El IPLyC Recibió 120 Denuncias Por Juego Ilegal En Su Página Web

Ante la proliferación del juego clandestino durante la cuarentena por la pandemia, el Instituto Provincial de Lotería y Casinos (IPLyC) desde agosto tomó la decisión de crear, a través de su sitio web, un canal de denuncias en línea que asegura el anonimato del denunciante, ya que no requiere ingresar ningún tipo de dato particular al cargarlo y genera una mayor participación de la ciudadanía.

Según datos aportados al periódico Perfil por la dirección jurídico-legal del organismo, ya hay "120 denuncias y 32 presentaciones penales por el juego clandestino en la Provincia". Adicionalmente, detectaron 10 páginas online y perfiles de redes sociales, con gran cantidad de usuarios, que fueron oportunamente denunciadas ante la Justicia Federal ya que, muchas de ellas, "contaban con licencias internacionales de explotación que tienen base, sobre todo, en paraísos fiscales".

"Esto afecta seriamente las arcas provinciales y las fuentes de trabajo que, directa e indirectamente, viven del juego legal. Es por eso, nuestro convencimiento de darle una dura batalla a este flagelo", afirmó el organismo. Y reveló: "En todas las denuncias penales que fueron

presentadas, se pide que se libre oficio a Mercado Pago para que informe qué fondos ingresaron a las cuentas denunciadas y el congelamiento del mismo, teniendo en cuenta que provienen de actividades ilícitas".

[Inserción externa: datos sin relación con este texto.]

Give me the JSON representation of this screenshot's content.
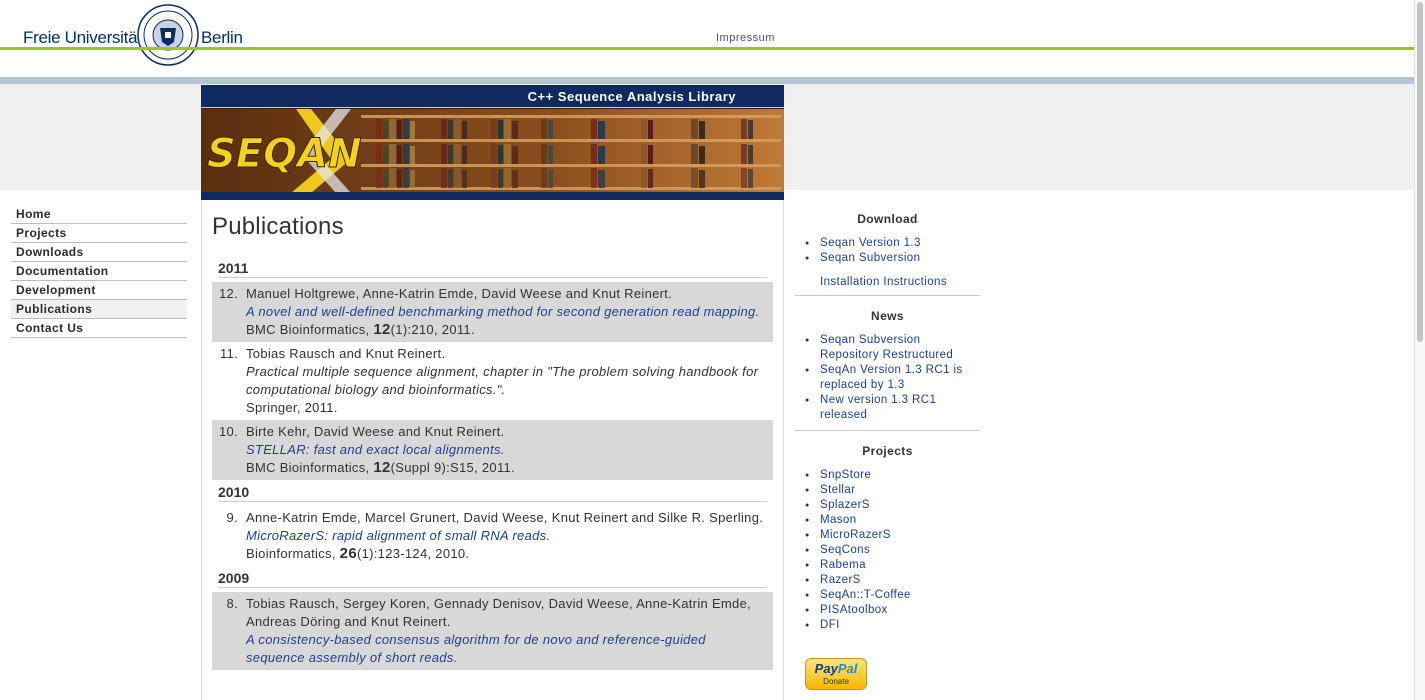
{
  "header": {
    "brand_left": "Freie Universität",
    "brand_right": "Berlin",
    "impressum_label": "Impressum"
  },
  "banner": {
    "tagline": "C++ Sequence Analysis Library",
    "logo_text": "SEQAN"
  },
  "nav": {
    "items": [
      {
        "label": "Home",
        "active": false
      },
      {
        "label": "Projects",
        "active": false
      },
      {
        "label": "Downloads",
        "active": false
      },
      {
        "label": "Documentation",
        "active": false
      },
      {
        "label": "Development",
        "active": false
      },
      {
        "label": "Publications",
        "active": true
      },
      {
        "label": "Contact Us",
        "active": false
      }
    ]
  },
  "main": {
    "title": "Publications",
    "years": [
      "2011",
      "2010",
      "2009"
    ],
    "pubs": [
      {
        "num": "12.",
        "authors": "Manuel Holtgrewe, Anne-Katrin Emde, David Weese and Knut Reinert.",
        "title": "A novel and well-defined benchmarking method for second generation read mapping.",
        "src_pre": "BMC Bioinformatics, ",
        "src_vol": "12",
        "src_post": "(1):210, 2011."
      },
      {
        "num": "11.",
        "authors": "Tobias Rausch and Knut Reinert.",
        "title": "Practical multiple sequence alignment, chapter in \"The problem solving handbook for computational biology and bioinformatics.\".",
        "src_pre": "Springer, 2011.",
        "src_vol": "",
        "src_post": ""
      },
      {
        "num": "10.",
        "authors": "Birte Kehr, David Weese and Knut Reinert.",
        "title": "STELLAR: fast and exact local alignments.",
        "src_pre": "BMC Bioinformatics, ",
        "src_vol": "12",
        "src_post": "(Suppl 9):S15, 2011."
      },
      {
        "num": "9.",
        "authors": "Anne-Katrin Emde, Marcel Grunert, David Weese, Knut Reinert and Silke R. Sperling.",
        "title": "MicroRazerS: rapid alignment of small RNA reads.",
        "src_pre": "Bioinformatics, ",
        "src_vol": "26",
        "src_post": "(1):123-124, 2010."
      },
      {
        "num": "8.",
        "authors": "Tobias Rausch, Sergey Koren, Gennady Denisov, David Weese, Anne-Katrin Emde, Andreas Döring and Knut Reinert.",
        "title": "A consistency-based consensus algorithm for de novo and reference-guided sequence assembly of short reads."
      }
    ]
  },
  "sidebar": {
    "download": {
      "title": "Download",
      "items": [
        "Seqan Version 1.3",
        "Seqan Subversion"
      ],
      "extra": "Installation Instructions"
    },
    "news": {
      "title": "News",
      "items": [
        "Seqan Subversion Repository Restructured",
        "SeqAn Version 1.3 RC1 is replaced by 1.3",
        "New version 1.3 RC1 released"
      ]
    },
    "projects": {
      "title": "Projects",
      "items": [
        "SnpStore",
        "Stellar",
        "SplazerS",
        "Mason",
        "MicroRazerS",
        "SeqCons",
        "Rabema",
        "RazerS",
        "SeqAn::T-Coffee",
        "PISAtoolbox",
        "DFI"
      ]
    },
    "paypal": {
      "brand_a": "Pay",
      "brand_b": "Pal",
      "label": "Donate"
    }
  },
  "colors": {
    "green_rule": "#99cc00",
    "blue_rule": "#b6c4d6",
    "link": "#1f3f8f",
    "banner_bar": "#0e2a5e"
  }
}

En ese sentido, desde la plataforma de pago de Mercadolibre, aseguraron ratificar su compromiso de combatir y prevenir cualquier actividad ilícita que intente realizarse dentro de su plataforma, implementando controles adecuados y cumpliendo la normativa vigente.

"La comercialización de juegos de azar está prohibida en nuestros Términos y Condiciones, por lo que no se puede procesar pagos por este tipo de actividades. De corroborarse esta infracción, se dará de baja las cuentas", comunicó Mercado Pago. Y sostuvo: "Trabajamos muy de cerca con autoridades de toda la región, removiendo contenido y suspendiendo cuentas de usuarios que las autoridades indiquen que no cumplen la normativa. En este caso en particular, además, estamos en contacto con asociaciones que agrupan a las agencias de juego para colaborar activamente"

Desde el Observatorio de Adicciones y Consumos Problemáticos de la Defensoría del Pueblo bonaerense, se realizó un relevamiento de distintos bingos virtuales que se pueden encontrar en la plataforma Facebook y, en solo seis grupos, se etectó a 260 mil miembros. "8 cada 10 personas que usan esas páginas son mujeres. Y las edades oscilan entre 20 y 60 años", informó el respònsable de ese ente, Walter Martello.

Ariel Fassione, secretario gremial del Sindicato de Trabajadores de Juegos de Azar (ALEARA), explicó: "La situación es gravísima, ya que el juego clandestino nos está complicando, porque cuando regrese la actividad uno no sabe qué publico va a volver a la sala por temor, ya que hoy tiene la comodidad de jugar desde su casa y no tener una regulación, ni reglamentación. No hay control, no genera empleo y evaden todo tipo de impuestos". Y manifestó: "Esto fomenta la ludopatía y, por otro lado, ¿Cómo van a controlar que no jueguen menores? Pueden adulterarse datos de padres, familiares, tomar las tarjetas de crédito, un desastre".

Las empresas inscriptas del sector ya reactivaron sus salas de juegos en cinco provincias con su "protocolo sanitario": horario reducido, hasta 50% de público, sin venta de bebida y comida, mayores controles sanitarios y limpieza constante de fichas y elementos de juego, entre otras medidas consensuadas con los empleados de ALEARA.

Fassione agrega que están promoviendo las gestiones para volver a funcionar en el resto del país. "Los trabajadores ya no resisten más. Tenemos en la provincia 30.000 afiliados que están en sus casas viendo que la gente juega o apuesta de otra manera, pasan los meses y no vuelven trabajar, ahora las empresas no quieren pagar el 75% del sueldo, se cobra menos de ATP y estamos recontra preocupados porque no vemos un horizonte de apertura, nadie nos dice nada", concluye.